Here’s a rough idea.
On Friday I wrote about Minds + Machines and its payoff for losing the .blog and .store domain name auctions. Primer Nivel won the auction for .blog and Radix walked home with .Store. How much did they pay for these domain names?
We don’t know for sure based on the data Minds + Machines disclosed, but we can get a general idea of the combined total.
Minds + Machines pocketed $3.4 million. This includes its proceeds from these two auctions plus its refund from ICANN for withdrawing the two applications, minus the amount it paid to beat Google for the domain name .dds.
Using these numbers we can get a general idea of how much .store and .blog went for combined, although not knowing how much it paid for .dds and the split between .blog and .store make it difficult to know for sure.
First, let’s just wipe the small refund from ICANN and offset it with the auction company’s commission. I’m not exactly sure of its fees, but they should be relatively small.
There were 14 losing “shares” of auctions, with 8 losers on .blog and 6 on .store. Not knowing the split between .blog and .store adds an unknown. The proportion paid for .blog and .store probably didn’t exactly reflect the number of players in each auction, but we don’t know for sure. Minds + Machines got 2 shares of the losses, and with the data we have we’ll have to simplify and say that it got 1/7th of the overall pot.

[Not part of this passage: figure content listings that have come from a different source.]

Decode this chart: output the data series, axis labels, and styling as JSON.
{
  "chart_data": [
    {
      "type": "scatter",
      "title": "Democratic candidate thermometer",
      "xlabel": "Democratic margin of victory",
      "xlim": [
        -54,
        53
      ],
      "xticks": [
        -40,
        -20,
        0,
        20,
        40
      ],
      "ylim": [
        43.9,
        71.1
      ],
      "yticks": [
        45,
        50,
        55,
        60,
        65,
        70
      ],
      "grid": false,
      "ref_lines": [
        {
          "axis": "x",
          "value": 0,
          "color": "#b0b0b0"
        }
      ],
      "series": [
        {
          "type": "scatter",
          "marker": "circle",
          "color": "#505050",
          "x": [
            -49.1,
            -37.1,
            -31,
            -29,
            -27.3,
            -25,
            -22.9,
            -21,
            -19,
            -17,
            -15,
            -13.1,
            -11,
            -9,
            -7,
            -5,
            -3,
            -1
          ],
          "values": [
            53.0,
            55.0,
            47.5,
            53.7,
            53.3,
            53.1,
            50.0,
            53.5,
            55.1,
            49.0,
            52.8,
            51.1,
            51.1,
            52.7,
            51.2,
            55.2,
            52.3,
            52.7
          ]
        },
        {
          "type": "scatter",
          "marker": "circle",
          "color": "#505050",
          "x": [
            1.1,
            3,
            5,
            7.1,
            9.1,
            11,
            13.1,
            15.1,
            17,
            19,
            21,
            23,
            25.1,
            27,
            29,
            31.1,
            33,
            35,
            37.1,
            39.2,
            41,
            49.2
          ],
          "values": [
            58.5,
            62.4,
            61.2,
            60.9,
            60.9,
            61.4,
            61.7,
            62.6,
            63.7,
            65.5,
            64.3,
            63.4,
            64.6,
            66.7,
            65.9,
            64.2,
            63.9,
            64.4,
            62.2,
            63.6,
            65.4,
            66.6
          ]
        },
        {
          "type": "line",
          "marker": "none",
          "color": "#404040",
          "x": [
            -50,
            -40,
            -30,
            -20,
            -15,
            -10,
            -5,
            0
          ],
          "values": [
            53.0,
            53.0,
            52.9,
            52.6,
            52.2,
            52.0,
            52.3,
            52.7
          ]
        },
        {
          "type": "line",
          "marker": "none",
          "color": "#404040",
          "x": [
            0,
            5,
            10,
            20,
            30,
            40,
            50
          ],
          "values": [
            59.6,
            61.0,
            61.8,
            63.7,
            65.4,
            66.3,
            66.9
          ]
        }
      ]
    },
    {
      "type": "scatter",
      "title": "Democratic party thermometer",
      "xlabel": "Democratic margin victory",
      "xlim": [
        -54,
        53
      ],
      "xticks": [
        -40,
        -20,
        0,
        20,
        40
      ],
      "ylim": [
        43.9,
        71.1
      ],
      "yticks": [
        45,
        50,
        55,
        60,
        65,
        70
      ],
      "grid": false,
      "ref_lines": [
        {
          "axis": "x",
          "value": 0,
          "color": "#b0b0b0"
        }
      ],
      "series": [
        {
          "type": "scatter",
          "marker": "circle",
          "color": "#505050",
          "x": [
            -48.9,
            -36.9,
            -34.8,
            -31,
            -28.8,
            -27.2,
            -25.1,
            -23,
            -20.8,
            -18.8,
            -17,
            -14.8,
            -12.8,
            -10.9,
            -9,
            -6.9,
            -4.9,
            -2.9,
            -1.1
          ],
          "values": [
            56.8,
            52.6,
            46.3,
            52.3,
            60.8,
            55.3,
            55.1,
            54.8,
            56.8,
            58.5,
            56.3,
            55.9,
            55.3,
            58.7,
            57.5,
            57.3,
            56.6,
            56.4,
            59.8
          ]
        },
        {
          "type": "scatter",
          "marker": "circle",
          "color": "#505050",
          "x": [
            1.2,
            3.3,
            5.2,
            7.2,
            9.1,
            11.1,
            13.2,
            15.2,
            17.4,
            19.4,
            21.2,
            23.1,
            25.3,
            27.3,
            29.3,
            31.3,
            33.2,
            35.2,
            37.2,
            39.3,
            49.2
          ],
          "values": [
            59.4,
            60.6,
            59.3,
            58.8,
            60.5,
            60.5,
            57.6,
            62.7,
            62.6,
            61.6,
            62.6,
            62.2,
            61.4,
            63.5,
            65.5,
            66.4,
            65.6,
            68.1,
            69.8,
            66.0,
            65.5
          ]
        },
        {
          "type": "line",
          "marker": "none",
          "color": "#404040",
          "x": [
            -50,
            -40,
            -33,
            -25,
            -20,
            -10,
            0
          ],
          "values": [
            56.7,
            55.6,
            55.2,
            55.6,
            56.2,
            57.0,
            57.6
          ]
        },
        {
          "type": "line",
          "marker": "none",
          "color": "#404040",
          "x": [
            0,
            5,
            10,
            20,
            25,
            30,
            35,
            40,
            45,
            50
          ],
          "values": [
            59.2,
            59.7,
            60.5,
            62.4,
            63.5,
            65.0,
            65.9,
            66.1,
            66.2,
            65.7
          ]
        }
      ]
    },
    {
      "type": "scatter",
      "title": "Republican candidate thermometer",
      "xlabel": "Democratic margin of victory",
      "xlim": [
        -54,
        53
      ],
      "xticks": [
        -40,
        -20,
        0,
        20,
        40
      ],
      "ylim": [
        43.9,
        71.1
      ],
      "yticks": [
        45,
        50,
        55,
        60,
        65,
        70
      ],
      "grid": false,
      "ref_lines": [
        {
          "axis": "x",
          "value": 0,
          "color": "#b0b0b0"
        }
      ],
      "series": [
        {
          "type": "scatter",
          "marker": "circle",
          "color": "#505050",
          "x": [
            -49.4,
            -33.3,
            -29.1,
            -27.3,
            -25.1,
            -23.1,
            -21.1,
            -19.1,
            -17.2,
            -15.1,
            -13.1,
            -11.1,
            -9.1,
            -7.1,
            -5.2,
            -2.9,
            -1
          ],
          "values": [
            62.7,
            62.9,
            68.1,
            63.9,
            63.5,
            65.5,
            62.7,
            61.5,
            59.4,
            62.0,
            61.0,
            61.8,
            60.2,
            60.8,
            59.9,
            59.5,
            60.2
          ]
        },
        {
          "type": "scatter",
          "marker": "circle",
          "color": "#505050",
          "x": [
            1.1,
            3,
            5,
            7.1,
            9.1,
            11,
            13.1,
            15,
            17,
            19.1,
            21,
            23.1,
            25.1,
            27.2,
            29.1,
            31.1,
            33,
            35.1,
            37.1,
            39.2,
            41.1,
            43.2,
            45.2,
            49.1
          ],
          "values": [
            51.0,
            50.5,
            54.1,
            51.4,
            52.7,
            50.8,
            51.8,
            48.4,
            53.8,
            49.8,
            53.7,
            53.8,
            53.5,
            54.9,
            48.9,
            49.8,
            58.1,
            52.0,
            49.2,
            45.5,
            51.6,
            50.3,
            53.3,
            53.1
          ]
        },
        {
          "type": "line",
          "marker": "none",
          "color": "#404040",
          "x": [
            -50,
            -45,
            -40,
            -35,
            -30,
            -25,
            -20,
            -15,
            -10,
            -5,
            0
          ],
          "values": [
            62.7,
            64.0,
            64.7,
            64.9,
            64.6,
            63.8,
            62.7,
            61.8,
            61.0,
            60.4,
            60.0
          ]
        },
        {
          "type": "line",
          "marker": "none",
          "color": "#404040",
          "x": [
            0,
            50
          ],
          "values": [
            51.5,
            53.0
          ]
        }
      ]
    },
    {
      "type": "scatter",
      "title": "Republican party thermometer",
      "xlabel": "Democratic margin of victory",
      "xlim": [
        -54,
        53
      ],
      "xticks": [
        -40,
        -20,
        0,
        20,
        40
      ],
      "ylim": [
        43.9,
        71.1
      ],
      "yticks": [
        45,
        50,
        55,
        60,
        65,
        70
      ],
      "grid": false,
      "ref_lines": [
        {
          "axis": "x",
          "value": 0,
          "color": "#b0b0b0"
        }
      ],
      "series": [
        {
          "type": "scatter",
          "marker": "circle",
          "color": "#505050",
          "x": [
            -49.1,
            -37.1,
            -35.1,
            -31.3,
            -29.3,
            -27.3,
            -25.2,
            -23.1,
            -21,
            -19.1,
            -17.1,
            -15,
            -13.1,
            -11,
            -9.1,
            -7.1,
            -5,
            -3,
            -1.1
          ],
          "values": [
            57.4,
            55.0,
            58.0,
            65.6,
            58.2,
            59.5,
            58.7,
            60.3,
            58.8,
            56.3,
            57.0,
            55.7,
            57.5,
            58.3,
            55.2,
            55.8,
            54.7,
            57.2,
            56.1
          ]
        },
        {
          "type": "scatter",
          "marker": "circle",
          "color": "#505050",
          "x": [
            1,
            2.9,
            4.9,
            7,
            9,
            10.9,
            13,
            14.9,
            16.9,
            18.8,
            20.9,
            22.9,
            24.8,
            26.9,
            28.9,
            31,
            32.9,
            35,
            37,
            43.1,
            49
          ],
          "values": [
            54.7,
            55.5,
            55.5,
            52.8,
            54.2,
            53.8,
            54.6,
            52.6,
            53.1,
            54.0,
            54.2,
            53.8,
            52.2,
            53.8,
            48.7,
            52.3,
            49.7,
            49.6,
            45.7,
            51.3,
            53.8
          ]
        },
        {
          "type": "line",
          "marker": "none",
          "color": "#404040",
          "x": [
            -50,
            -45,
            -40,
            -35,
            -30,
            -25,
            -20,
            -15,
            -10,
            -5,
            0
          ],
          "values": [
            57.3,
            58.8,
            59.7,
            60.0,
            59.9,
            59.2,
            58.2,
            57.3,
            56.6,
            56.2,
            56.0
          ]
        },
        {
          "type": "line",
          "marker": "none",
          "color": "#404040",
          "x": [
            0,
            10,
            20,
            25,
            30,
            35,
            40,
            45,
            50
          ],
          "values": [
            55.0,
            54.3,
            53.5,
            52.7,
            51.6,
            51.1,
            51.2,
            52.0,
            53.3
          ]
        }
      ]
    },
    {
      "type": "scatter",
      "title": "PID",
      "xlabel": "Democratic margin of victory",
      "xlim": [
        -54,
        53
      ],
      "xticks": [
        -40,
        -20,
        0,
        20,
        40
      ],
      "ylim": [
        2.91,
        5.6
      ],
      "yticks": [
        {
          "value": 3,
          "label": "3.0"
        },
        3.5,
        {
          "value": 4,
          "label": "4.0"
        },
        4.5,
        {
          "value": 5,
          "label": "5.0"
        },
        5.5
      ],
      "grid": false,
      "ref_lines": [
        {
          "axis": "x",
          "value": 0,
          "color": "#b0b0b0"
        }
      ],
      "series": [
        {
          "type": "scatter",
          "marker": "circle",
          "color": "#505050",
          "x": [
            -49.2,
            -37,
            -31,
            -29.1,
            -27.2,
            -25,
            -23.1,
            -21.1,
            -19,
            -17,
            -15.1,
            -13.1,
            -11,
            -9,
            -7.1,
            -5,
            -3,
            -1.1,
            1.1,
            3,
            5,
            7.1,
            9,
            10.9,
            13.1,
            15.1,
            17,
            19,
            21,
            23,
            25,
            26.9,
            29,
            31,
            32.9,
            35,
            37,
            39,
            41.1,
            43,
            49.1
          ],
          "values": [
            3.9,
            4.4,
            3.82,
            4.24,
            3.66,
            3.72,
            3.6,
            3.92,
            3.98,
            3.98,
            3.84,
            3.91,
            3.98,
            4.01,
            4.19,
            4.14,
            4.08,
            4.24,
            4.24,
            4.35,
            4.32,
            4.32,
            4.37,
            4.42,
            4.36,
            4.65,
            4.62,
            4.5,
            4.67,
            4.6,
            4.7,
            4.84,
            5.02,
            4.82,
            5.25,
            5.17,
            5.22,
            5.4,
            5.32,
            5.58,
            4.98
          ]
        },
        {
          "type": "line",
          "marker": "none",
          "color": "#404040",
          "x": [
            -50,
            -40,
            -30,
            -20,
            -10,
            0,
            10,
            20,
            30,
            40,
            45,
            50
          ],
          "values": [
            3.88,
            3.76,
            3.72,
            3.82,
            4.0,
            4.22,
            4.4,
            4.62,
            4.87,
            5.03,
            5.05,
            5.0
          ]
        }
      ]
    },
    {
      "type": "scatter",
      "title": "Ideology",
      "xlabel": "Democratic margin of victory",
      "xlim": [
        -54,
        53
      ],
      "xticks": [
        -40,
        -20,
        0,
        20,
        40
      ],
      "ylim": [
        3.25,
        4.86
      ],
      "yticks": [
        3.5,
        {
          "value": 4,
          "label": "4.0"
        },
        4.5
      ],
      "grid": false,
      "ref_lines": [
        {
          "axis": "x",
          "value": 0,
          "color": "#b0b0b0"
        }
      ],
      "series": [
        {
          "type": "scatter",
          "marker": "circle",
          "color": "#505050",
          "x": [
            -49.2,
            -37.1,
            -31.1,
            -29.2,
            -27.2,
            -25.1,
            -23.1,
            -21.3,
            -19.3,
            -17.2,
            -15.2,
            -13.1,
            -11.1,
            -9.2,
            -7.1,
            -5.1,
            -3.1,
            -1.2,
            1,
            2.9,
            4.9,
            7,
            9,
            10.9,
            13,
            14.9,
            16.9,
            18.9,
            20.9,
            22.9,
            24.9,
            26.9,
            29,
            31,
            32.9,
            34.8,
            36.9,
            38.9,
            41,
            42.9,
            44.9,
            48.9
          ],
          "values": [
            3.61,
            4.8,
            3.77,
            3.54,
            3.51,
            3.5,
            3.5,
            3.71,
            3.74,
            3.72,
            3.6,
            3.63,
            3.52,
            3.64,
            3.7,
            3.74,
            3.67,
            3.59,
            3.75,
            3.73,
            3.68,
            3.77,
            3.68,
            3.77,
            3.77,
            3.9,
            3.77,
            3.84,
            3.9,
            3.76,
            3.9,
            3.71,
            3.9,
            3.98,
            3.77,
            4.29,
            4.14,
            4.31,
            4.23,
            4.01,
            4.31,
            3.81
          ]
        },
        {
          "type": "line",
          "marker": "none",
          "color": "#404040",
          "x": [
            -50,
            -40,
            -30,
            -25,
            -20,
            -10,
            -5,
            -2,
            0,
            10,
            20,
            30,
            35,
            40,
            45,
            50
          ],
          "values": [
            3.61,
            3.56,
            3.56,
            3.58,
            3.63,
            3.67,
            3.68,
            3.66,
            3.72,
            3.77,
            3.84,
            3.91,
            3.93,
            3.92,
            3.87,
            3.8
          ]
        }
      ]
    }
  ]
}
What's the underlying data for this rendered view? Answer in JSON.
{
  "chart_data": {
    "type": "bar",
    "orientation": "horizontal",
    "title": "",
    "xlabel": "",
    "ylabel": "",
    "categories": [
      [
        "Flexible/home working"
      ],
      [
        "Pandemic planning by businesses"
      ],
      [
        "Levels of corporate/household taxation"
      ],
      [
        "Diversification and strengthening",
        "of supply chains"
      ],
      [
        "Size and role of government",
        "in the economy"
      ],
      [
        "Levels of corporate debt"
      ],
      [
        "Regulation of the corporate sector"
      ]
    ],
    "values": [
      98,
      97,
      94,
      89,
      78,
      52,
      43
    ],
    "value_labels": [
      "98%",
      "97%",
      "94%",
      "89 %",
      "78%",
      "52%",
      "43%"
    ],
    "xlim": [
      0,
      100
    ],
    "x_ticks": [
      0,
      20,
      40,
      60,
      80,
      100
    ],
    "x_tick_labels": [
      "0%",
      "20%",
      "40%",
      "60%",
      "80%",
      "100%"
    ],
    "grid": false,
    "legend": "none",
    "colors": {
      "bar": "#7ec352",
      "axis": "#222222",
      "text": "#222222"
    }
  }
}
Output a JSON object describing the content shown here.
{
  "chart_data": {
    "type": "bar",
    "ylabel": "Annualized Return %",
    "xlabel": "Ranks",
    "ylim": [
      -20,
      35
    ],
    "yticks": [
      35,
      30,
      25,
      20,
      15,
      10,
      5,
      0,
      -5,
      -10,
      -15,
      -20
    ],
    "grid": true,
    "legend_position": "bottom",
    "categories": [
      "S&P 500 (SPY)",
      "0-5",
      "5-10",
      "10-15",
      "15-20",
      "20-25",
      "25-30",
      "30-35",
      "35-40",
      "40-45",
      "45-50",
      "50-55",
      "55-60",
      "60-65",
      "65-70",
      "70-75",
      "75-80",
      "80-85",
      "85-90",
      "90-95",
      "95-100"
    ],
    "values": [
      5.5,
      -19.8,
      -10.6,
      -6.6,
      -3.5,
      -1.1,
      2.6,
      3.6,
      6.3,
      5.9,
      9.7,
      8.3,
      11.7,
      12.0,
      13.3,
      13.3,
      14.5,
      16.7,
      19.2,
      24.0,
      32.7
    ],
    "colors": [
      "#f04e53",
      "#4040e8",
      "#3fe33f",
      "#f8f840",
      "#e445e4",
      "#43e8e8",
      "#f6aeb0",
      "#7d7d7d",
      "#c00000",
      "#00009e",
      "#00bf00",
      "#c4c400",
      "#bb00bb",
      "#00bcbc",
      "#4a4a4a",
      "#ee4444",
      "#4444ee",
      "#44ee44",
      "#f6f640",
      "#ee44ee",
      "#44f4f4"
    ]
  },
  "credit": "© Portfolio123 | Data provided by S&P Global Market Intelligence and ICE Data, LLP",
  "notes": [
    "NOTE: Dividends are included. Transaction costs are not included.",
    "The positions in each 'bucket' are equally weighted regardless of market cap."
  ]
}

So $3.4M / (1/7) = $24 million
Again, that’s pretty rough given that M + M’s take wouldn’t be exactly 1/7th of the total paid in both auctions.
The real bogey here is how much M + M paid to walk home with .dds. If it was $2 million, our simplified calculation changes to
($3.4M + $2M) / (1/7) = $38 million
Just add how much you think .dds went for to the numerator.
Any way you slice it, these two domain names sold for quite a bit of money.
What is DDS supposed to mean?
It’s short for Doctor of Dental Surgery, the designation given to most graduates of dental schools in the U.S.